The entrance to Napier Street was roughly where Kirklands is located today. There were three shops in Napier Street – Murray at the top, Taylor about halfway down, and Ward at the bottom next to Shottstown. They were all small general stores, but I remember them for different reasons.
Murray was where I would be sent to get a “forpit” of potatoes, which was actually three and a half pounds, so “forpit” was simply a corruption of “fourth part” (of a stone or 14lbs). Wull Murray had a horse-drawn cart that had no sides, but had a canopy on top. He would go round the outlying areas of Penicuik and I remember how, as children at Eskbridge, we would buy new-season peas. These were so tender that you could eat the lot, pods and all and this was long before most people had heard of mange-tout or sugar snaps. I also got sweets in Murray’s, but one of my pals didn’t buy sweets – he bought elastic bands. He would say wisely, “Sweeties ur sin din bit lestic lests!” This was very true, because we would have long finished our bull’s eyes or ju-jubes and he would still be doing tricks with his lestic. A favourite one that we applauded was to join the bands together to make a catapult. He would hold this between his teeth, then release it to shower us with spit. He was the first person I knew who made a ball out of rubber bands. Come the war, rubber became scarce and his hobby came to a halt as did our excessive consumption of sweets.

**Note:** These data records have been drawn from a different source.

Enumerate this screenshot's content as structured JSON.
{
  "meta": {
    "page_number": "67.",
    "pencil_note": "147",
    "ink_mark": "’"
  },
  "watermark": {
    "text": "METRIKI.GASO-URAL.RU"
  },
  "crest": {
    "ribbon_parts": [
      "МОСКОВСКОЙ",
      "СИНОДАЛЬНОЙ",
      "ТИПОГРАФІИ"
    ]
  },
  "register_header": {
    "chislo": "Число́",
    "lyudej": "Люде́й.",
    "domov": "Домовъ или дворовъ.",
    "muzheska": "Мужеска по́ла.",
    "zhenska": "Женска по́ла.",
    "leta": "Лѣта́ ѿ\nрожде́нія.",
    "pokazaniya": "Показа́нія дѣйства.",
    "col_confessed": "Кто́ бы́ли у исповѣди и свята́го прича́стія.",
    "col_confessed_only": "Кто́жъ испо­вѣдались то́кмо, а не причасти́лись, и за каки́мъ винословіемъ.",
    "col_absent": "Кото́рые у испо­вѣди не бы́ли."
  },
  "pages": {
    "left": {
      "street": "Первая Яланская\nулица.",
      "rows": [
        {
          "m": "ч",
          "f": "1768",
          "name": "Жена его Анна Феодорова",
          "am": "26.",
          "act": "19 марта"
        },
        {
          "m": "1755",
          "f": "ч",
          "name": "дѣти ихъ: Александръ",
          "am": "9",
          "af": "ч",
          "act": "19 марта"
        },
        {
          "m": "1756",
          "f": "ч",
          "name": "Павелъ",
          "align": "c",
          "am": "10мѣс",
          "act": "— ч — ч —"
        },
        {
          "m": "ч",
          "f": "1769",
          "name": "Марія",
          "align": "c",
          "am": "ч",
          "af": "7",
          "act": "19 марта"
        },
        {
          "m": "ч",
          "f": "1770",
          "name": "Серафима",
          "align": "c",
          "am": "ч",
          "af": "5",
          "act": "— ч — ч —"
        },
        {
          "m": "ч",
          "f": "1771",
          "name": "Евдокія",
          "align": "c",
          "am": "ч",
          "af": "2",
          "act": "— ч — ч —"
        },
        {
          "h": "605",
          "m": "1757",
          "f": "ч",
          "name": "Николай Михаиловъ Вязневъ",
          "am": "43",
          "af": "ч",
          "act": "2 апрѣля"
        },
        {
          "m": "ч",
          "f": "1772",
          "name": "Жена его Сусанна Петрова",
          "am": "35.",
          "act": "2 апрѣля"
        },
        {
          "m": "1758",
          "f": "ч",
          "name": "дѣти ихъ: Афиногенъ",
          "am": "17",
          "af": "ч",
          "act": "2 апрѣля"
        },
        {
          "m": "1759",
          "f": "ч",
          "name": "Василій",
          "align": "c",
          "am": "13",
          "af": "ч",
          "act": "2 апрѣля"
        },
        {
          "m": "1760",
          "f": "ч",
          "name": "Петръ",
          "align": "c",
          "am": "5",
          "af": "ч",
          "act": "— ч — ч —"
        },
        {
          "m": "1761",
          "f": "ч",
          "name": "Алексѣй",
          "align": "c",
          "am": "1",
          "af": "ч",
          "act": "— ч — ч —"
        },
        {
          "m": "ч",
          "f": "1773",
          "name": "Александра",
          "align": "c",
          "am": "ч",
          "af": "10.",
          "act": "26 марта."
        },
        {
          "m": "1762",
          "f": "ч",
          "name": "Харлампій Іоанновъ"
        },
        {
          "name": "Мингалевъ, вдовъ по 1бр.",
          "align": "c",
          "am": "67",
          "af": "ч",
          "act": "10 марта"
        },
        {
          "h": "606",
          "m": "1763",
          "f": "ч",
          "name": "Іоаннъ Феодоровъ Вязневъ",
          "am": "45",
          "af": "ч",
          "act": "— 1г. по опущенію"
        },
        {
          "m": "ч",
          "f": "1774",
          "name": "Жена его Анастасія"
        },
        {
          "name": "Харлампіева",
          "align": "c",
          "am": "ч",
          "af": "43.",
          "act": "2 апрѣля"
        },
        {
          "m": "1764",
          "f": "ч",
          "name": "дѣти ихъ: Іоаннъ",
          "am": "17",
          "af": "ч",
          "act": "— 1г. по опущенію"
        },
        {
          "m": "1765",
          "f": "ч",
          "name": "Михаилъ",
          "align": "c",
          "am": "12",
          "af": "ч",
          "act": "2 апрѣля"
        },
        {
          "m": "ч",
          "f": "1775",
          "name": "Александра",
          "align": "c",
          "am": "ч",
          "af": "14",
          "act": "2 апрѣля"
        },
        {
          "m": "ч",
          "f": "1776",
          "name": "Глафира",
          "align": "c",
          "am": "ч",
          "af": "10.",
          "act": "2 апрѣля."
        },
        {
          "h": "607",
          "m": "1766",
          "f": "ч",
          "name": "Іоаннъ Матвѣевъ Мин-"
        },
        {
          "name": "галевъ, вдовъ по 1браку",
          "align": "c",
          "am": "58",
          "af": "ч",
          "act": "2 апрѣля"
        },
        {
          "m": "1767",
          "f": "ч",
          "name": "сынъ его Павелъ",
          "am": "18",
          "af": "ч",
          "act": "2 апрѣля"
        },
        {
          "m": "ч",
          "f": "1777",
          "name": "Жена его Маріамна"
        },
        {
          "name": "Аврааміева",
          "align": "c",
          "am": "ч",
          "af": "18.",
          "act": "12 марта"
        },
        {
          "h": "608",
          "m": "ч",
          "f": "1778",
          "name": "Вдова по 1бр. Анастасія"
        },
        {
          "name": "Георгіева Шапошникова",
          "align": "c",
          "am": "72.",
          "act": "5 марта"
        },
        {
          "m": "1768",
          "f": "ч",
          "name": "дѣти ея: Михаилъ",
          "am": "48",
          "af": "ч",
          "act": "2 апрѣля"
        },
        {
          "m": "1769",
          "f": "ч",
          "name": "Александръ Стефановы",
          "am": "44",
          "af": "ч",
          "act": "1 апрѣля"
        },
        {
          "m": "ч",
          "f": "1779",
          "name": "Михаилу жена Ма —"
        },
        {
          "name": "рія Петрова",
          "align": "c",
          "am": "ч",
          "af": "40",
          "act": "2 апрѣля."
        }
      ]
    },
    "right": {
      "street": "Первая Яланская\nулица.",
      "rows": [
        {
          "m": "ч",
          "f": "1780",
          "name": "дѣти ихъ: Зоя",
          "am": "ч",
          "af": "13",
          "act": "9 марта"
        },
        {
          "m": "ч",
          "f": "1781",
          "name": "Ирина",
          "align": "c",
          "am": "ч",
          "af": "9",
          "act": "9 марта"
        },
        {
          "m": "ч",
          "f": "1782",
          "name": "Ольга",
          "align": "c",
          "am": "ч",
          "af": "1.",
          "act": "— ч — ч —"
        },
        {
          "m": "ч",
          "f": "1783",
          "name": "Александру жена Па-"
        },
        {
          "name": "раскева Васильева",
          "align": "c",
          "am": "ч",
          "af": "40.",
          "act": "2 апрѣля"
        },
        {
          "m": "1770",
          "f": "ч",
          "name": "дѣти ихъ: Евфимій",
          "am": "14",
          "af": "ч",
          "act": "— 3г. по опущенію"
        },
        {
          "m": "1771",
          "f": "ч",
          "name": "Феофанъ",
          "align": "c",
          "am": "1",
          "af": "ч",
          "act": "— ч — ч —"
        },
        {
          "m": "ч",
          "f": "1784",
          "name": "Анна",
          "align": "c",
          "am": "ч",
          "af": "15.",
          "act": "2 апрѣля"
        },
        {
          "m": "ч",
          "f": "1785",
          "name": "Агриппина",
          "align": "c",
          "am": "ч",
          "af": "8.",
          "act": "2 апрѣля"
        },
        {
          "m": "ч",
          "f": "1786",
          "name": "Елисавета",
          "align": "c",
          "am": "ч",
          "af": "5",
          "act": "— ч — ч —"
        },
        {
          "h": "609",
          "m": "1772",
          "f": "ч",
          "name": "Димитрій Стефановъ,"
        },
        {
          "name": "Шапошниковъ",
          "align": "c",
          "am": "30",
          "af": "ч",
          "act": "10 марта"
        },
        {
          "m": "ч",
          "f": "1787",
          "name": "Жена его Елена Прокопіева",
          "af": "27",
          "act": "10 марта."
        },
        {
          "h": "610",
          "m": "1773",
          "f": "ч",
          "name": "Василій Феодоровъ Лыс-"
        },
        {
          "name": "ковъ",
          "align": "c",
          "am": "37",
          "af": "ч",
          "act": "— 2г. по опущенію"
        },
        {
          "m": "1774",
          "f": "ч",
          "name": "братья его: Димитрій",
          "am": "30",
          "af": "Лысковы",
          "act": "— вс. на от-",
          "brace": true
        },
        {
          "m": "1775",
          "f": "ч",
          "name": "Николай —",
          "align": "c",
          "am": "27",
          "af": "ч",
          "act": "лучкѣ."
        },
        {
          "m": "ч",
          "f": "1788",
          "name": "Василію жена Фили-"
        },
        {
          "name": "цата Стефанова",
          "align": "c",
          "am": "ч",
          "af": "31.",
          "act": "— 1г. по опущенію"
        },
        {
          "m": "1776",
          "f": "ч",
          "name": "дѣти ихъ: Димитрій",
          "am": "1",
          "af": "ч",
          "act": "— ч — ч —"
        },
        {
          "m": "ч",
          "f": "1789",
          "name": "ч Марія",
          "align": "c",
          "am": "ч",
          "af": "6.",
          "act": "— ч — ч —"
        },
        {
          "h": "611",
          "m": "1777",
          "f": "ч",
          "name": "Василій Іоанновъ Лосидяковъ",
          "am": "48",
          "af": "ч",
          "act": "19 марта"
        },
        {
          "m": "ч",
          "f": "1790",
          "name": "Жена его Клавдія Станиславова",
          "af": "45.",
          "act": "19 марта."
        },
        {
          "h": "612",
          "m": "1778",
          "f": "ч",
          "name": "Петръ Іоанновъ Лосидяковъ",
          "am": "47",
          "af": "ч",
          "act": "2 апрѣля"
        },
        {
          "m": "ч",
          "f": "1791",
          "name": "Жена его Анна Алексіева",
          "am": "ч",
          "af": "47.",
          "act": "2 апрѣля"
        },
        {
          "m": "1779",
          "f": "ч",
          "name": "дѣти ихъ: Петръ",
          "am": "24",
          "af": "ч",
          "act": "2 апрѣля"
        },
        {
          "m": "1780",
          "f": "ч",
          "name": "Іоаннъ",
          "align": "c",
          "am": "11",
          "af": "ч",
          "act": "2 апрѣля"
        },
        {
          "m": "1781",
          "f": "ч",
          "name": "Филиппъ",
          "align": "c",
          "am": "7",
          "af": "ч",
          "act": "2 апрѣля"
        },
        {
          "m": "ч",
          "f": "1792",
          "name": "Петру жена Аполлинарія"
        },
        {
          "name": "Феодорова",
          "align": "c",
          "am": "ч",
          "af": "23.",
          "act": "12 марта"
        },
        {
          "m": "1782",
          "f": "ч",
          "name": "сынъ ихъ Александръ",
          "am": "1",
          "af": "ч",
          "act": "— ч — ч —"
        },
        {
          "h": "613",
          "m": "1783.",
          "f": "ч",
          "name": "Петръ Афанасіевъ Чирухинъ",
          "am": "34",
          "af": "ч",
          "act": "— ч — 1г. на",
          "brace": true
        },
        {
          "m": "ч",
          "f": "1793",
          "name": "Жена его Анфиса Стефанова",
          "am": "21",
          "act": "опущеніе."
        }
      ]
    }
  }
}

Taylor had a similar shop to Murray and I remember it on a cold winter evening when it would be lit by a hissing, incandescent gas mantle and at this time of the year that they sold their delicious home-made ginger beer.
Ward, although they stocked the same sort of goods, also sold bundles of kindling and briquettes made in the back premises and sold round the streets. I would be sent for three or four “brickets” to eke out our coal.
Just beyond the top of Napier Street was the start of Loanburn Cottages on the Edinburgh Road and near the junction there were steps that led up to a shop that at different times was a cobbler and a fishmonger. Bristo and Pow are two of the names that come to mind. The shop seemed to have been more successful as a fishmonger than as a cobbler and perhaps this had something to do with the profitable sideline that some men had of making good quality leather soles out of old machine belts from the paper mills.
On the other side of the main road there was the Fieldsend branch of the Penicuik Co-op, now the Golden Goose pub. This was by far the largest shop in the area and I remember it for two things in particular. The first is the use of the “store book” where entries were made of your purchases so that your dividend could be calculated. I can remember this being as much as half-a-crown (or 12½ pence) in the pound. Each customer had a unique “store number” and I find that many women today can still remember this number. The other thing I recall is the overhead cash carrier. Your cash was put into a container attached to an overhead wire and the container was then launched by a catapult to the cashier’s office or to other parts of the store. I could stand for ages looking at these things whizzing all over the shop! The Central Store had a pneumatic system, but the container disappeared from view here so it wasn’t nearly so interesting.
Heading up towards Penicuik, there were a few shops in John Street just beyond the Wilson Street road end. Charles Wilson had a painter and decorator’s business and Bob Moffat had a baker’s shop on the corner. Bob did the rounds in Penicuik towing a wee box van behind his car. Chisholm had a sweet shop and he also sold his own brand of bicycles, Pentland Cycles. Jim Baird told me that he was also a fine cabinet maker so he seems to have been quite a versatile man.
A good bit further up and on the other side of the road there was Graham the baker. One of the Carruthers boys drove the van and I thought he had great style because he wore his bonnet back to front.
In the 1930s, the first shop beyond the old Salvation Army hall was Ramage, gents’ outfitter. During the war it became a British restaurant and afterwards it was occupied by Relay Television.
In 1953 when lots of people bought television sets to watch the Coronation, my mother desperately wanted one, but my father dug his heels in saying: “The wireless has been good enough for us a’ these years, why should we buy something that shows us pictures?” But mother was a fly one. She waited until there was some event on that she knew dad would want to see and then drew me aside. “Take him up tae the Relay, just to watch it, no’ to buy the set!” Off we went. A long while later I got back home. “Where’s your faither?” she asked. “Ah cannae get him away from the telly!” I said. We had to drag him out and so he bought a television set, but he insisted on buying the one he had been watching, which turned out to be far too big for our living room – you could see all the lines that made up the picture. But at least mother got her own way!